Nabij God zijn
Psalm 17:15
„Maar ik zal Uw aangezicht in gerechtigheid aanschouwen, ik zal verzadigd worden met Uw beeld, als ik zal opwaken.”
Het is niet eenvoudig een heldere beschouwing van de Christus te geven, want wij kunnen Christus’ tekenen –als bij uitnemendheid schoon en vol majesteit en heerlijkheid– en Hem toch niet met zelfbewustheid bij ons hebben. Hoe kostelijk en leerzaam het ook is om het beeld van de Christus in stille overpeinzing te beschouwen, toch staat de verheuging over Zijn werkelijke tegenwoordigheid hoger. Het kan zijn dat ik het portret van mijn vriend bij mij draag en dat ik toch niet volstrekt kan zeggen: „Gij hebt mij bezocht.” Nee, het is het wezenlijke komen van de Christus tot onze ziel waarnaar wij zo vaak verlangend uitzien. De Rooms-Katholieke Kerk heeft over deze wezenlijke tegenwoordigheid van de Christus heel wat in het midden gebracht, juist met het oog op het avondmaal dat wij gaan vieren. Maar wij antwoorden haar: „Nee, u gelooft in een kennen van Christus naar het vlees, terwijl in die zin Christus alleenlijk in de hemel wezenlijk tegenwoordig is. Wij geloven het anders: we geloven vast in de wezenlijke tegenwoordigheid van Christus, die geestelijk is en niettemin ontwijfelbaar zeker.”

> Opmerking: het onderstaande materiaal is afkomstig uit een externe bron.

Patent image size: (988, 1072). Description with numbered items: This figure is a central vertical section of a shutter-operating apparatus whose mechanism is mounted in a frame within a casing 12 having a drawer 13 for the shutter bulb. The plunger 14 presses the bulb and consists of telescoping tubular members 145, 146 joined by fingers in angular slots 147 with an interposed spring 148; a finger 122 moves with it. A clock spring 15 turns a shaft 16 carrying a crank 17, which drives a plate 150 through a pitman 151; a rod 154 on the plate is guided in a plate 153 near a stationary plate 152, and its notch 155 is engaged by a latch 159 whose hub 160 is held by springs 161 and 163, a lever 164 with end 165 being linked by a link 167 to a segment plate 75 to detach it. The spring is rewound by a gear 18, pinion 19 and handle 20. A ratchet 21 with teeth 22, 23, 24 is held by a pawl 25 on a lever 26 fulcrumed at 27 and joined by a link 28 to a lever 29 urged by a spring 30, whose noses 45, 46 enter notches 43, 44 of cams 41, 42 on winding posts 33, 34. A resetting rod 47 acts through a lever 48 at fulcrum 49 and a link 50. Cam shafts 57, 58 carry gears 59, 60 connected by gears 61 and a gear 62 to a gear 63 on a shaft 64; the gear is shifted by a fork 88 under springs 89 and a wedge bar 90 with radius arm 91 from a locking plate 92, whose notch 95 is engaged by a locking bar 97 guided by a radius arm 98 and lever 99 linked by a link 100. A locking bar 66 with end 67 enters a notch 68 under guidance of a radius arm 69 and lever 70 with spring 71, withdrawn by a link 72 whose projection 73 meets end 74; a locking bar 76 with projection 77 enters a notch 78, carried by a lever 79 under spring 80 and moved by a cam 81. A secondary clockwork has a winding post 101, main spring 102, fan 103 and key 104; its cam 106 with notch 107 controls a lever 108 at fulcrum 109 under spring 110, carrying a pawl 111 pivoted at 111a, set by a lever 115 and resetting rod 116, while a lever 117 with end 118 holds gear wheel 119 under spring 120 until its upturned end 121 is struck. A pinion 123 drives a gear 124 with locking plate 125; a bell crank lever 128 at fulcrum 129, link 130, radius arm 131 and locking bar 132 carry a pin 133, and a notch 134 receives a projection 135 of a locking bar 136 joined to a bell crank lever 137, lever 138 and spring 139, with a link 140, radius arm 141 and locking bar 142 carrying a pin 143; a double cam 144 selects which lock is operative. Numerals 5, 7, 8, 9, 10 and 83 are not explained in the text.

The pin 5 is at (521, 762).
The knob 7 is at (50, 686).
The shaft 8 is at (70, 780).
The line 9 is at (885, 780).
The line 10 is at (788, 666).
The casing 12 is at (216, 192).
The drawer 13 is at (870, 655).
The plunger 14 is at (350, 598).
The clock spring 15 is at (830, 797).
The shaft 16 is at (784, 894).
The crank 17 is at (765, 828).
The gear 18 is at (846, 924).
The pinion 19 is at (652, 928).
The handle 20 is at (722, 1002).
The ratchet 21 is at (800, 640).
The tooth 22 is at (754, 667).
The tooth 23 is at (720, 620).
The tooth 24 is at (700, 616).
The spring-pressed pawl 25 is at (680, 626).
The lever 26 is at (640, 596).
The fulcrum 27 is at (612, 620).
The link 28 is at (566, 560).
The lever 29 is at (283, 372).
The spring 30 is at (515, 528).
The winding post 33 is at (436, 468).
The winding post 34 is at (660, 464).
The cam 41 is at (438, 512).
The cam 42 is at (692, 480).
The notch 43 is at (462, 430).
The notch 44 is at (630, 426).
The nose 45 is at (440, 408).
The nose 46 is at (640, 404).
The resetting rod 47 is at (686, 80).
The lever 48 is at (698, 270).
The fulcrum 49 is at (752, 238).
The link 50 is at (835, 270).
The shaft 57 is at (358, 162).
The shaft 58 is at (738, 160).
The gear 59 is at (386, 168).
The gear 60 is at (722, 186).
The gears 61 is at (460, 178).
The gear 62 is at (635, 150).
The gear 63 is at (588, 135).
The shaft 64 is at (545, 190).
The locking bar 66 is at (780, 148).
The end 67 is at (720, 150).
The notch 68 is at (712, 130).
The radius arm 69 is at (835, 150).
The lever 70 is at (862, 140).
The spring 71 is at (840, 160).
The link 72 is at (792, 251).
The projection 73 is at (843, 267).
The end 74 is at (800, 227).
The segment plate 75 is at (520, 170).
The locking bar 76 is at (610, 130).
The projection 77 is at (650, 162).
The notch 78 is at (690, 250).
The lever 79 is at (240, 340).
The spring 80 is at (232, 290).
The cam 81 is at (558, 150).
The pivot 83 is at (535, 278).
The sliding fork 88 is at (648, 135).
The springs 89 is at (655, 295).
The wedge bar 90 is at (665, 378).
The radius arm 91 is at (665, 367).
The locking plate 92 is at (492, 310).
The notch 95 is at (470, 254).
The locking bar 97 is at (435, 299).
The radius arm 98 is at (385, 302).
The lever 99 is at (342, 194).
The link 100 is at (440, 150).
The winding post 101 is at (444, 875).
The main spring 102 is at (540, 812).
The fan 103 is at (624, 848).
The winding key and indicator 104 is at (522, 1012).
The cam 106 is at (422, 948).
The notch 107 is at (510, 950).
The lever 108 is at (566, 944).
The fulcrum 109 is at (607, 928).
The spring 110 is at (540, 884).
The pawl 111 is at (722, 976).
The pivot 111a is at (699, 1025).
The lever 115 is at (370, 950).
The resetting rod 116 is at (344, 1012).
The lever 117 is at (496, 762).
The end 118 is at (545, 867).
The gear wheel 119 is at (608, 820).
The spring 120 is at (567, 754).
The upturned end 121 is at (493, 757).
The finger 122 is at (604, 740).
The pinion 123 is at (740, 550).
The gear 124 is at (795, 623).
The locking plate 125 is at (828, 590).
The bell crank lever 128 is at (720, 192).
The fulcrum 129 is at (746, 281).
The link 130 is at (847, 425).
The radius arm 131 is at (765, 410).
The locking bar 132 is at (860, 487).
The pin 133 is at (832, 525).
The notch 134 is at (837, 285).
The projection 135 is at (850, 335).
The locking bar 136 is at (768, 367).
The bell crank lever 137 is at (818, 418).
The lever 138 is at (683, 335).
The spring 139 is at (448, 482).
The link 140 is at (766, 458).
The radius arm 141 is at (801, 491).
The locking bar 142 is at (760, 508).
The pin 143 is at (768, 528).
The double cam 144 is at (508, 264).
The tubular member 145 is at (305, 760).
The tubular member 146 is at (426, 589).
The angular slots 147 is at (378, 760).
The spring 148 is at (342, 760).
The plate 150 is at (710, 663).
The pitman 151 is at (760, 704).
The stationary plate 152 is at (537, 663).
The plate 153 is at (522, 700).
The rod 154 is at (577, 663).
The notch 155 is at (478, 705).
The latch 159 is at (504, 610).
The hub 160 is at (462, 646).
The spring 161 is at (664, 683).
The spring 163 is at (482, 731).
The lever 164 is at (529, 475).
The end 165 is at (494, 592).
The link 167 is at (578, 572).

Dan bedoelen wij met geestelijk niet onwezenlijk, om daarmee de belijdenis weer te vernietigen. Nee, in der waarheid. Ik geloof in de wezenlijke en waarachtige tegenwoordigheid van de Heere Jezus bij Zijn volk. Zo’n tegenwoordigheid is wezenlijk gebleken voor mijn eigen geest.